Media hora más tarde, Pareja roncaba y yo extrañaba el malsano dulce de la tiza.
***
Dos dominguitos después, estábamos sentados en su casa, esperando a que se terminaran de asar unas pechugas rellenas. El televisor, perennemente encendido en CNN, hablaba de la crisis que ya se anticipaba en la ciudad de Nueva York ante el alza en los contagios con el novel coronavirus que amenazaba con convertirse en un asunto de grandes proporciones.
Pareja, con su traguito en la mano, se me sentó al lado, me cruzó los muslos con su brazo y miró la televisión.
“Todo eso de la pandemia es un invento de Trump”.
“¿Para qué?”
“Para ganar las elecciones”, dijo, solemne. Yo me cosí la boca, aunque tenía información clínica que, por mi anterior trabajo, tenía que saber.
“Eso va a ser como el sida. Y a mí eso no me mató”, dijo, empujándose otro sorbo. “Están desesperados los republicanos”.
“¿Y qué tú crees que va a pasar?”
“A Trump no hay quién lo tumbe, mi amor. Dirán lo que dicen pero no le han podido probar na-da…”
Con la misma, Pareja se levantó como si la flecha mohosa del Cupido se le hubiera metido en el ojete. Pensé que iba a verificar el estado de las pechugas, pero el pliff plaff de sus pantuflas de cuero se alejó hasta la habitación. Entonces, se acercó nuevamente a la sala, con su bolso de mano. Rebuscó por una esquinita y sacó una tira roja de hilo satinado, toda arrugada.
“Encontré en mi bolso una de las mierdas esas del Kabbalah que tú usas. Yo no sé cómo eso fue a parar ahí”–
No escuché nada más. Cuando alargó la mano, me entregó la tira mustia y confirmé que, en efecto, era la del sello salomónico que augura la prosperidad amorosa. Tenía el broche desprendido de manera tal que no tenía arreglo.
***
Sin dramas ni despedidas, sin recoger mis camisetas ni mis chanclas de playa, el evento antes narrado terminó gracias a la magia de WhatsApp, seguido de un hermoso ritual de block/delete. Tu mundo para allá y el mío por su camino.

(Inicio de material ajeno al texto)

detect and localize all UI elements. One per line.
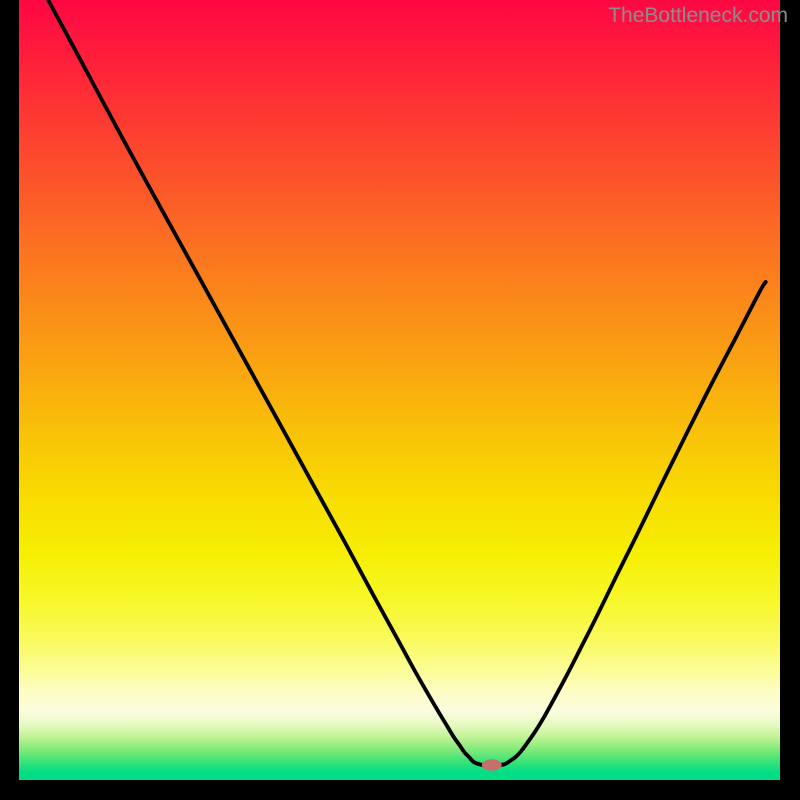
frame-bottom [0, 780, 800, 800]
chart-root: TheBottleneck.com [0, 0, 800, 800]
plot-area [19, 0, 780, 780]
min-marker [482, 760, 501, 771]
attribution-text: TheBottleneck.com [608, 4, 788, 28]
frame-left [0, 0, 19, 800]
frame-right [780, 0, 800, 800]
plot-svg [19, 0, 780, 780]
gradient-bg [19, 0, 780, 780]
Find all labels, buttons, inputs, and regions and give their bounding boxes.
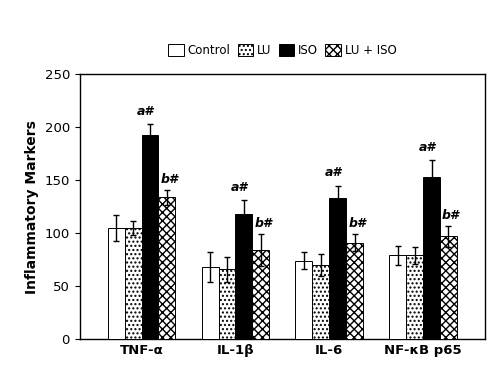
Bar	[236, 214, 252, 339]
Bar	[296, 261, 312, 339]
Bar	[423, 177, 440, 339]
Bar	[252, 250, 269, 339]
Bar	[390, 256, 406, 339]
Bar	[346, 243, 363, 339]
Text: b#: b#	[160, 173, 178, 186]
Bar	[108, 228, 124, 339]
Bar	[329, 198, 346, 339]
Bar	[440, 237, 457, 339]
Text: a#: a#	[325, 166, 342, 179]
Text: a#: a#	[418, 141, 436, 154]
Text: a#: a#	[231, 181, 248, 194]
Y-axis label: Inflammatory Markers: Inflammatory Markers	[25, 120, 39, 294]
Bar	[142, 135, 158, 339]
Bar	[312, 265, 329, 339]
Legend: Control, LU, ISO, LU + ISO: Control, LU, ISO, LU + ISO	[164, 41, 400, 61]
Text: b#: b#	[254, 217, 272, 230]
Text: b#: b#	[442, 209, 460, 222]
Bar	[124, 228, 142, 339]
Bar	[218, 269, 236, 339]
Text: a#: a#	[137, 105, 154, 118]
Bar	[202, 267, 218, 339]
Bar	[158, 197, 176, 339]
Bar	[406, 256, 423, 339]
Text: b#: b#	[348, 217, 366, 230]
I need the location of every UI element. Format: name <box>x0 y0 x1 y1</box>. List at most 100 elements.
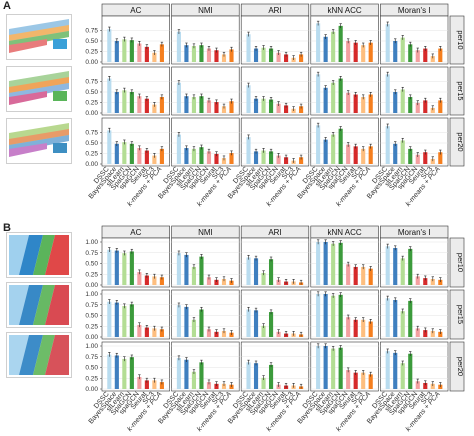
bar-stlearn <box>261 150 266 164</box>
bar-seurat <box>214 383 219 389</box>
bar-dssc <box>385 74 390 113</box>
bar-k-means-pca <box>438 152 443 164</box>
bar-stlearn <box>400 37 405 62</box>
bar-spagcn <box>338 78 343 113</box>
row-label: per10 <box>456 30 465 49</box>
bar-k-means-pca <box>368 321 373 337</box>
bar-sc3 <box>430 278 435 285</box>
bar-seurat <box>423 382 428 389</box>
bar-seurat <box>214 102 219 113</box>
bar-sc3 <box>152 104 157 113</box>
bar-seurat <box>353 319 358 337</box>
y-tick-label: 0.25 <box>85 49 98 56</box>
bar-spagcn <box>276 155 281 164</box>
bar-spagcn <box>408 148 413 164</box>
bar-spagcn <box>268 364 274 389</box>
bar-sc3 <box>221 383 227 389</box>
bar-stlearn <box>331 348 336 389</box>
facet-panel <box>310 15 379 65</box>
facet-panel <box>380 15 449 65</box>
bar-spagcn <box>415 50 420 62</box>
bar-stlearn <box>261 377 266 389</box>
row-label: per15 <box>456 305 465 324</box>
bar-sc3 <box>152 380 157 389</box>
y-tick-label: 0.00 <box>85 59 98 66</box>
bar-dssc <box>316 125 321 164</box>
facet-panel <box>310 117 379 167</box>
y-tick-label: 0.00 <box>85 282 98 289</box>
y-tick-label: 0.00 <box>85 334 98 341</box>
bar-bayesspace <box>114 250 119 285</box>
metric-label: kNN ACC <box>327 228 361 237</box>
bar-seurat <box>284 157 289 164</box>
bar-seurat <box>284 105 289 113</box>
row-strip <box>449 237 465 288</box>
y-tick-label: 0.00 <box>85 110 98 117</box>
bar-k-means-pca <box>159 277 164 285</box>
bar-dssc <box>316 294 321 337</box>
row-strip <box>449 66 465 116</box>
y-tick-label: 1.00 <box>85 343 98 350</box>
row-strip <box>449 289 465 340</box>
bar-spagcn <box>199 362 204 389</box>
bar-spagcn <box>408 44 413 62</box>
bar-sc3 <box>361 97 366 113</box>
bar-sc3 <box>221 278 227 285</box>
bar-spagcn <box>415 328 420 337</box>
y-tick-label: 0.00 <box>85 161 98 168</box>
bar-spagcn <box>276 279 281 285</box>
bar-seurat <box>353 94 358 113</box>
bar-bayesspace <box>114 355 119 389</box>
bar-stlearn <box>331 82 336 113</box>
bar-spagcn <box>276 331 281 337</box>
bar-sc3 <box>152 52 157 62</box>
bar-spagcn <box>408 248 413 285</box>
bar-sc3 <box>430 56 435 62</box>
bar-k-means-pca <box>299 54 304 62</box>
bar-bayesspace <box>323 87 328 113</box>
bar-bayesspace <box>253 98 259 113</box>
bar-sc3 <box>361 319 366 337</box>
bar-spagcn <box>346 92 351 113</box>
bar-dssc <box>246 309 251 337</box>
facet-panel <box>171 341 240 392</box>
bar-dssc <box>246 34 251 62</box>
bar-sc3 <box>361 266 366 285</box>
bar-stlearn <box>122 306 127 337</box>
bar-spagcn <box>408 300 413 337</box>
bar-stlearn <box>261 47 266 62</box>
facet-panel <box>310 341 379 392</box>
facet-panel <box>101 341 170 392</box>
bar-spagcn <box>338 347 343 389</box>
bar-k-means-pca <box>438 100 443 113</box>
y-tick-label: 0.75 <box>85 354 98 361</box>
bar-bayesspace <box>114 143 119 164</box>
bar-stlearn <box>331 295 336 337</box>
y-tick-label: 0.50 <box>85 313 98 320</box>
bar-bayesspace <box>393 352 398 389</box>
tissue-image-b-per15 <box>6 282 72 328</box>
facet-panel <box>380 237 449 288</box>
bar-bayesspace <box>184 306 189 337</box>
bar-dssc <box>107 78 112 113</box>
bar-spagcn <box>338 25 343 63</box>
bar-spagcn <box>268 151 274 164</box>
bar-stlearn <box>191 46 197 62</box>
bar-spagcn <box>199 309 204 337</box>
y-tick-label: 0.50 <box>85 261 98 268</box>
facet-panel <box>101 117 170 167</box>
facet-panel <box>171 117 240 167</box>
bar-dssc <box>316 242 321 285</box>
bar-stlearn <box>122 142 127 164</box>
bar-bayesspace <box>323 346 328 389</box>
bar-seurat <box>214 50 219 62</box>
y-tick-label: 0.25 <box>85 271 98 278</box>
bar-seurat <box>423 100 428 113</box>
bar-seurat <box>353 146 358 164</box>
bar-dssc <box>385 246 390 285</box>
bar-spagcn <box>415 102 420 113</box>
facet-panel <box>380 66 449 116</box>
facet-panel <box>240 15 310 65</box>
bar-k-means-pca <box>368 42 373 62</box>
bar-stlearn <box>261 325 266 337</box>
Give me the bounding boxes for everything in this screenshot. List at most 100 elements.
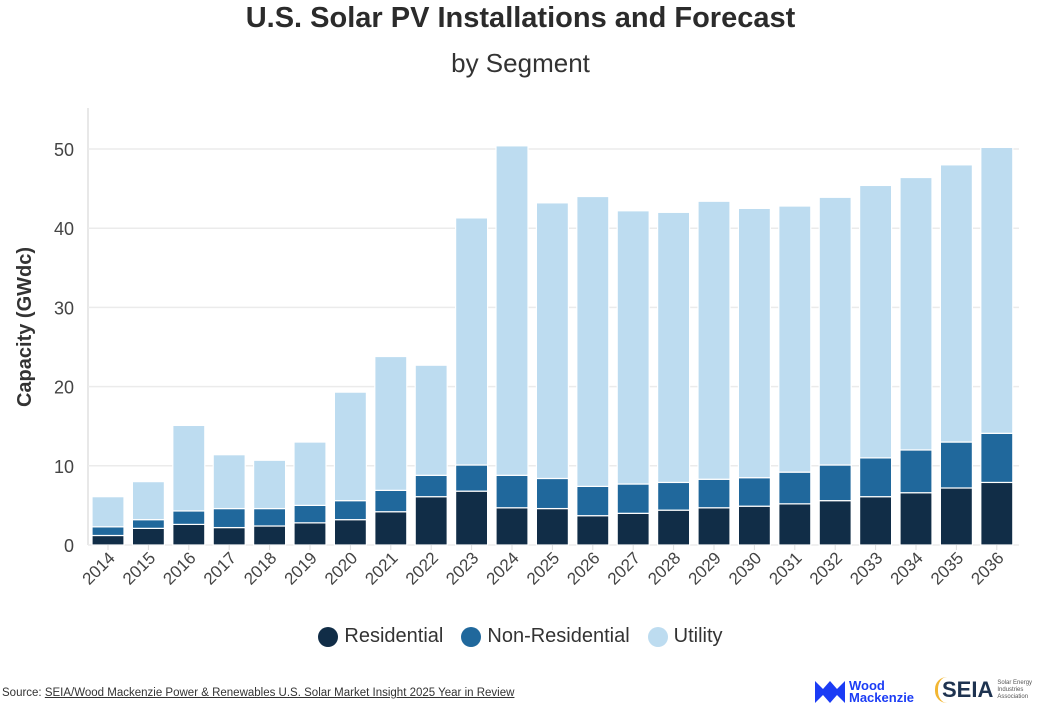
bar-non-residential-2033 (858, 457, 893, 498)
bar-non-residential-2034 (899, 449, 933, 494)
x-tick-label: 2023 (442, 548, 482, 588)
chart-subtitle: by Segment (451, 48, 590, 78)
bar-non-residential-2021 (374, 489, 408, 513)
bar-non-residential-2026 (576, 485, 610, 517)
bar-utility-2026 (576, 195, 610, 487)
bar-residential-2030 (737, 505, 772, 546)
bar-residential-2018 (253, 525, 287, 546)
bar-non-residential-2028 (656, 481, 691, 511)
bar-non-residential-2014 (91, 526, 125, 537)
bar-residential-2022 (414, 496, 448, 546)
x-tick-label: 2020 (321, 548, 361, 588)
bar-utility-2033 (858, 184, 893, 459)
seia-subtitle: Solar Energy Industries Association (997, 679, 1033, 700)
x-tick-label: 2036 (967, 548, 1007, 588)
x-tick-label: 2015 (119, 548, 159, 588)
legend-item[interactable]: Residential (318, 625, 443, 648)
chart-title: U.S. Solar PV Installations and Forecast (245, 2, 796, 34)
bar-utility-2031 (778, 205, 812, 473)
x-tick-label: 2029 (685, 548, 725, 588)
bar-utility-2030 (737, 207, 772, 479)
bar-non-residential-2020 (333, 500, 367, 521)
bar-utility-2015 (131, 481, 165, 521)
wm-line2: Mackenzie (849, 690, 915, 705)
bar-non-residential-2029 (697, 478, 731, 509)
source-note: Source: SEIA/Wood Mackenzie Power & Rene… (2, 687, 514, 699)
y-tick-label: 20 (54, 378, 74, 398)
legend-swatch-icon (318, 626, 339, 647)
y-tick-label: 40 (54, 219, 74, 239)
bar-residential-2033 (858, 496, 893, 546)
x-tick-label: 2032 (806, 548, 846, 588)
bar-utility-2035 (939, 164, 974, 443)
source-link[interactable]: SEIA/Wood Mackenzie Power & Renewables U… (44, 687, 515, 699)
bar-residential-2031 (778, 503, 812, 546)
x-tick-label: 2035 (927, 548, 967, 588)
bar-utility-2020 (333, 391, 367, 502)
x-tick-label: 2031 (765, 548, 805, 588)
bar-utility-2014 (91, 496, 125, 528)
bar-residential-2028 (656, 509, 691, 546)
x-tick-label: 2027 (604, 548, 644, 588)
bar-utility-2029 (697, 200, 731, 480)
bar-residential-2025 (535, 507, 570, 546)
bar-non-residential-2017 (212, 507, 246, 529)
bar-utility-2036 (980, 146, 1014, 434)
bar-non-residential-2030 (737, 477, 772, 507)
bar-utility-2021 (374, 355, 408, 491)
bar-non-residential-2019 (293, 504, 327, 524)
bar-non-residential-2018 (253, 507, 287, 527)
bar-residential-2014 (91, 534, 125, 546)
bar-utility-2028 (656, 211, 691, 484)
x-tick-label: 2033 (846, 548, 886, 588)
wood-mackenzie-logo: Wood Mackenzie (815, 678, 915, 705)
y-tick-label: 50 (54, 140, 74, 160)
bar-residential-2017 (212, 526, 246, 546)
legend-swatch-icon (647, 626, 668, 647)
legend-swatch-icon (461, 626, 482, 647)
bar-residential-2026 (576, 515, 610, 546)
wm-line1: Wood (849, 678, 885, 693)
bar-non-residential-2027 (616, 483, 650, 514)
bar-residential-2034 (899, 492, 933, 546)
source-label: Source: (2, 687, 45, 699)
x-tick-label: 2019 (281, 548, 321, 588)
bar-utility-2024 (495, 145, 529, 476)
bar-utility-2016 (172, 424, 206, 512)
bar-residential-2032 (818, 500, 852, 546)
y-tick-label: 30 (54, 298, 74, 318)
bar-utility-2032 (818, 196, 852, 466)
stacked-bar-chart: 2014 2015 2016 2017 2018 2019 2020 2021 2022 2023… (14, 108, 1019, 589)
bar-utility-2018 (253, 459, 287, 510)
bar-non-residential-2025 (535, 477, 570, 510)
legend-label: Residential (344, 625, 444, 647)
x-tick-label: 2034 (887, 548, 927, 588)
bar-residential-2029 (697, 507, 731, 546)
x-tick-label: 2017 (200, 548, 240, 588)
bar-utility-2023 (455, 217, 489, 466)
bar-residential-2015 (131, 527, 165, 546)
x-tick-label: 2025 (523, 548, 563, 588)
bar-utility-2022 (414, 364, 448, 476)
y-tick-label: 0 (64, 536, 74, 556)
legend-item[interactable]: Utility (647, 625, 723, 648)
seia-logo: SEIA Solar Energy Industries Association (935, 677, 1035, 703)
bar-utility-2017 (212, 454, 246, 510)
bar-non-residential-2016 (172, 510, 206, 526)
bar-residential-2021 (374, 511, 408, 546)
legend-item[interactable]: Non-Residential (461, 625, 630, 648)
bar-non-residential-2035 (939, 441, 974, 489)
bar-residential-2016 (172, 523, 206, 546)
bar-non-residential-2022 (414, 474, 448, 498)
bar-utility-2034 (899, 176, 933, 451)
x-tick-label: 2024 (483, 548, 523, 588)
legend: Residential Non-Residential Utility (0, 625, 1041, 648)
bar-residential-2023 (455, 490, 489, 546)
bar-residential-2027 (616, 512, 650, 546)
bar-non-residential-2036 (980, 432, 1014, 484)
bar-residential-2020 (333, 519, 367, 546)
bar-residential-2036 (980, 481, 1014, 546)
legend-label: Non-Residential (487, 625, 630, 647)
wood-mackenzie-mark-icon (815, 681, 845, 703)
x-tick-label: 2028 (644, 548, 684, 588)
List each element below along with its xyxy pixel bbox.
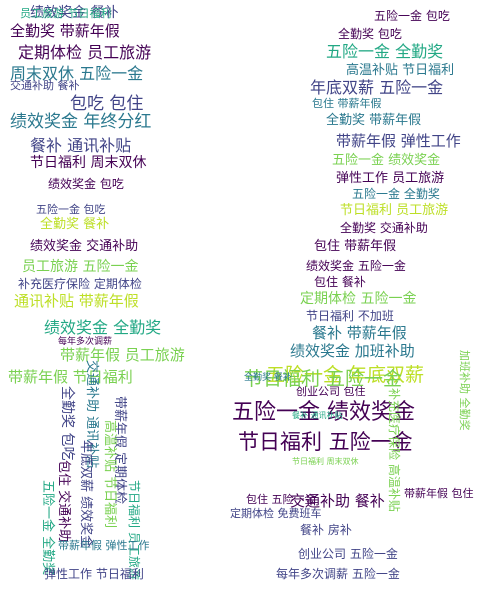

Un mes después de la cena, Pareja se sumaba al primero de muchos muertos (muertas y muertes, que la sexualidad es un espectro–dejémoslo ahí).
El sello salomónico que augura la prosperidad amorosa me llegó nuevamente hace un tiempito –a través de Amazon, en un empaque nuevo que, como el primero, viajó desde Tel Aviv.
“Este va por mí, porque cada día me ame más y esté más orgulloso de este espectro inclusivo, diverso, multitudinario, loco perdido que soy yo”, me dije, mientras me lo cruzaba sobre la muñeca izquierda.
Ahora que lo veo en la distancia, aquella noche de febrero fue un espejismo que cumplió su inequívoca misión de retratarme, borroso y movido, en una realidad alterna a mi verdad verdadera, que no era ni en aquel restaurante ni con la mesera divina. Todo comienza desde aquí, desde el amor que uno se da sin chocolates ni ceremonias ni la madre de los tomates.
Finalmente, para que conste en récord: si los corazoncitos de mi niñez enamorada ahora vienen con mensajes de empoderamiento, realmente me importa un soberano culo. Doña Dalila siempre lo supo: cada año, de vellón en vellón por cada cajita, habría de descubrirlo yo mismito.
Estoy seguro que alguna vez los probó y también le supieron a tiza.